Sayangnya, yang terjadi di “lapangan” justru sebaliknya. Para staf merketing kerap mendapat “tekanan batin” untuk mewujudkan tujuan tersebut, seperti yang dialami teman saya. Sejumlah staf bahkan tampak ogah-ogahan bekerja, dan kalaupun bekerja, mereka melakukannya ala kadarnya saja.
Mengapa hal itu dapat terjadi? Karena mereka hanya menjalankan tujuan atasan, bukannya tujuan mereka sendiri. Makanya, mereka merasa tak memiliki tujuan itu, sehingga apapun kondisi yang dialami perusahaan, untung atau rugi, mereka cuek. Semua itu terjadi lantaran rasa kepemilikan perusahaan yang rendah di kalangan karyawan.
Makanya, saran saya, alih-alih “menghamburkan” uang untuk biaya pelatihan karyawan yang mahal, lebih baik manajemen perusahaan berfokus memikirkan bagaimana caranya karyawan punya perasaan “memiliki” perusahaan itu.
Bukan hal mudah memang untuk mewujudkan hal itu. Namun, sejumlah perusahaan, seperti Apple, berhasil membangun kultur kepemilikan yang kuat di antara para karyawannya.

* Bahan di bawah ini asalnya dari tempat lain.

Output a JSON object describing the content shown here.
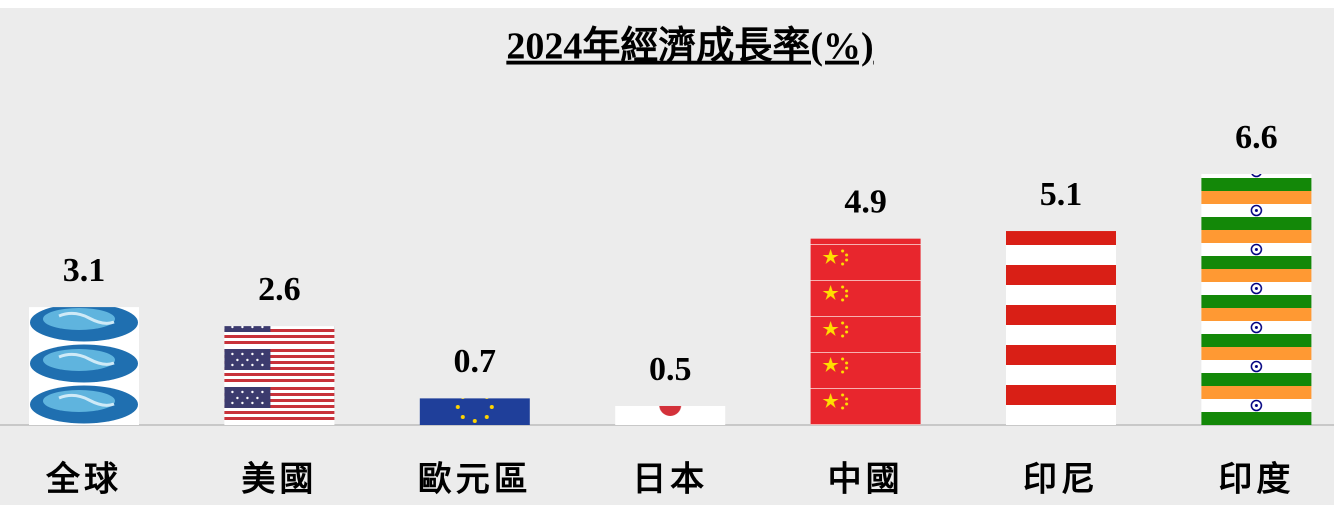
{
  "chart_data": {
    "type": "bar",
    "title": "2024年經濟成長率(%)",
    "categories": [
      "全球",
      "美國",
      "歐元區",
      "日本",
      "中國",
      "印尼",
      "印度"
    ],
    "values": [
      3.1,
      2.6,
      0.7,
      0.5,
      4.9,
      5.1,
      6.6
    ]
  }
}
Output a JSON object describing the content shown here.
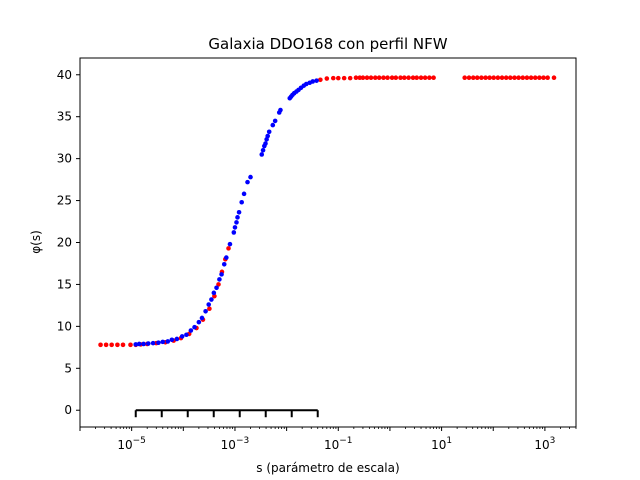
{
  "chart_data": {
    "type": "scatter",
    "title": "Galaxia DDO168 con perfil NFW",
    "xlabel": "s (parámetro de escala)",
    "ylabel": "φ(s)",
    "xscale": "log",
    "xlim": [
      1e-06,
      4000
    ],
    "ylim": [
      -2,
      42
    ],
    "yticks": [
      0,
      5,
      10,
      15,
      20,
      25,
      30,
      35,
      40
    ],
    "xtick_labels": [
      {
        "value": 1e-05,
        "base": "10",
        "exp": "−5"
      },
      {
        "value": 0.001,
        "base": "10",
        "exp": "−3"
      },
      {
        "value": 0.1,
        "base": "10",
        "exp": "−1"
      },
      {
        "value": 10,
        "base": "10",
        "exp": "1"
      },
      {
        "value": 1000,
        "base": "10",
        "exp": "3"
      }
    ],
    "grid": false,
    "colors": {
      "red_series": "#ff0000",
      "blue_series": "#0000ff",
      "axes": "#000000"
    },
    "series": [
      {
        "color": "#ff0000",
        "points": [
          [
            2.5e-06,
            7.8
          ],
          [
            3.2e-06,
            7.8
          ],
          [
            4.1e-06,
            7.8
          ],
          [
            5.3e-06,
            7.8
          ],
          [
            6.8e-06,
            7.8
          ],
          [
            9.5e-06,
            7.8
          ],
          [
            1.2e-05,
            7.8
          ],
          [
            1.5e-05,
            7.85
          ],
          [
            2e-05,
            7.9
          ],
          [
            3e-05,
            8.0
          ],
          [
            4.5e-05,
            8.1
          ],
          [
            6.5e-05,
            8.3
          ],
          [
            9e-05,
            8.6
          ],
          [
            0.00013,
            9.1
          ],
          [
            0.00018,
            9.8
          ],
          [
            0.00024,
            10.8
          ],
          [
            0.00032,
            12.1
          ],
          [
            0.0004,
            13.6
          ],
          [
            0.00048,
            15.0
          ],
          [
            0.00056,
            16.5
          ],
          [
            0.00065,
            18.0
          ],
          [
            0.00075,
            19.3
          ],
          [
            0.045,
            39.4
          ],
          [
            0.06,
            39.55
          ],
          [
            0.08,
            39.6
          ],
          [
            0.1,
            39.6
          ],
          [
            0.13,
            39.6
          ],
          [
            0.17,
            39.6
          ],
          [
            0.22,
            39.65
          ],
          [
            0.26,
            39.65
          ],
          [
            0.3,
            39.65
          ],
          [
            0.36,
            39.65
          ],
          [
            0.43,
            39.65
          ],
          [
            0.52,
            39.65
          ],
          [
            0.62,
            39.65
          ],
          [
            0.75,
            39.65
          ],
          [
            0.9,
            39.65
          ],
          [
            1.1,
            39.65
          ],
          [
            1.3,
            39.65
          ],
          [
            1.6,
            39.65
          ],
          [
            1.9,
            39.65
          ],
          [
            2.3,
            39.65
          ],
          [
            2.8,
            39.65
          ],
          [
            3.3,
            39.65
          ],
          [
            4.0,
            39.65
          ],
          [
            4.8,
            39.65
          ],
          [
            5.8,
            39.65
          ],
          [
            7.0,
            39.65
          ],
          [
            28,
            39.65
          ],
          [
            34,
            39.65
          ],
          [
            41,
            39.65
          ],
          [
            49,
            39.65
          ],
          [
            59,
            39.65
          ],
          [
            71,
            39.65
          ],
          [
            85,
            39.65
          ],
          [
            102,
            39.65
          ],
          [
            123,
            39.65
          ],
          [
            148,
            39.65
          ],
          [
            178,
            39.65
          ],
          [
            214,
            39.65
          ],
          [
            258,
            39.65
          ],
          [
            310,
            39.65
          ],
          [
            373,
            39.65
          ],
          [
            449,
            39.65
          ],
          [
            540,
            39.65
          ],
          [
            650,
            39.65
          ],
          [
            782,
            39.65
          ],
          [
            940,
            39.65
          ],
          [
            1130,
            39.65
          ],
          [
            1500,
            39.65
          ]
        ]
      },
      {
        "color": "#0000ff",
        "points": [
          [
            1.2e-05,
            7.85
          ],
          [
            1.4e-05,
            7.9
          ],
          [
            1.7e-05,
            7.9
          ],
          [
            2.1e-05,
            7.95
          ],
          [
            2.6e-05,
            8.0
          ],
          [
            3.3e-05,
            8.05
          ],
          [
            4e-05,
            8.15
          ],
          [
            5e-05,
            8.2
          ],
          [
            6e-05,
            8.4
          ],
          [
            7.5e-05,
            8.5
          ],
          [
            9.5e-05,
            8.8
          ],
          [
            0.000115,
            9.0
          ],
          [
            0.00014,
            9.5
          ],
          [
            0.000165,
            9.9
          ],
          [
            0.0002,
            10.5
          ],
          [
            0.00023,
            11.0
          ],
          [
            0.00027,
            11.8
          ],
          [
            0.00031,
            12.6
          ],
          [
            0.00035,
            13.2
          ],
          [
            0.00039,
            14.0
          ],
          [
            0.00044,
            14.6
          ],
          [
            0.0005,
            15.6
          ],
          [
            0.00055,
            16.2
          ],
          [
            0.00062,
            17.4
          ],
          [
            0.00068,
            18.2
          ],
          [
            0.0008,
            19.8
          ],
          [
            0.00095,
            21.2
          ],
          [
            0.001,
            21.8
          ],
          [
            0.00107,
            22.4
          ],
          [
            0.00112,
            23.0
          ],
          [
            0.0012,
            23.6
          ],
          [
            0.00135,
            24.8
          ],
          [
            0.0015,
            25.8
          ],
          [
            0.00175,
            27.2
          ],
          [
            0.002,
            27.8
          ],
          [
            0.0033,
            30.5
          ],
          [
            0.0035,
            31.0
          ],
          [
            0.0037,
            31.5
          ],
          [
            0.0039,
            31.8
          ],
          [
            0.0041,
            32.3
          ],
          [
            0.0043,
            32.7
          ],
          [
            0.0046,
            33.2
          ],
          [
            0.0054,
            34.0
          ],
          [
            0.006,
            34.5
          ],
          [
            0.0072,
            35.5
          ],
          [
            0.0076,
            35.8
          ],
          [
            0.0115,
            37.2
          ],
          [
            0.0122,
            37.4
          ],
          [
            0.013,
            37.6
          ],
          [
            0.014,
            37.8
          ],
          [
            0.0155,
            38.0
          ],
          [
            0.017,
            38.2
          ],
          [
            0.019,
            38.45
          ],
          [
            0.0215,
            38.7
          ],
          [
            0.024,
            38.9
          ],
          [
            0.028,
            39.05
          ],
          [
            0.032,
            39.2
          ],
          [
            0.038,
            39.3
          ]
        ]
      }
    ],
    "bracket": {
      "y": 0,
      "x_start": 1.2e-05,
      "x_end": 0.04,
      "ticks": 8
    }
  }
}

Belum lagi, target semacam itu sering diputuskan tanpa mempertimbangkan hasil penjualan sebelumnya. Makanya, target seperti itu terkesan tidak realistis lantaran hanya asal ditetapkan tanpa menengok statistik penjualan yang terjadi.
Akan jauh lebih baik kalau perusahaan memasang “target terdekat” dengan hasil penjualan yang ada. Misalnya, jika bulan lalu, perusahaan berhasil menjual 1.000 produk, manajemen bisa mematok target penjualan 1.100 produk pada bulan ini.
Peningkatannya memang terbilang kecil, tetapi besar kemungkinan target itu lebih “gampang” dicapai, alih-alih perusahaan mematok target 1.500 atau bahkan 2.000 produk yang harus dijual.
Lagipula, jika perusahaan bisa sukses mencapai target kecil tersebut, tentu akan tumbuh “kepercayaan diri” di antara para karyawan untuk meraih target yang lebih besar ke depannya.
Sistem kejar target yang diterapkan perusahaan ibarat “pedang bermata dua”. Di satu pihak, sistem tersebut membikin kinerja karyawan lebih fokus, lebih terukur, dan lebih jelas. Namun, di pihak lain, sistem itu dapat menciptakan depresi hebat apabila target yang dipasang tak “menjejak bumi”.
Jadi, sudah sepatutnya pihak perusahaan mempertimbangkan kembali sistem target tersebut demi kelancaran bisnis yang dijalankan dan kenyamanan karyawan dalam bekerja. Setuju?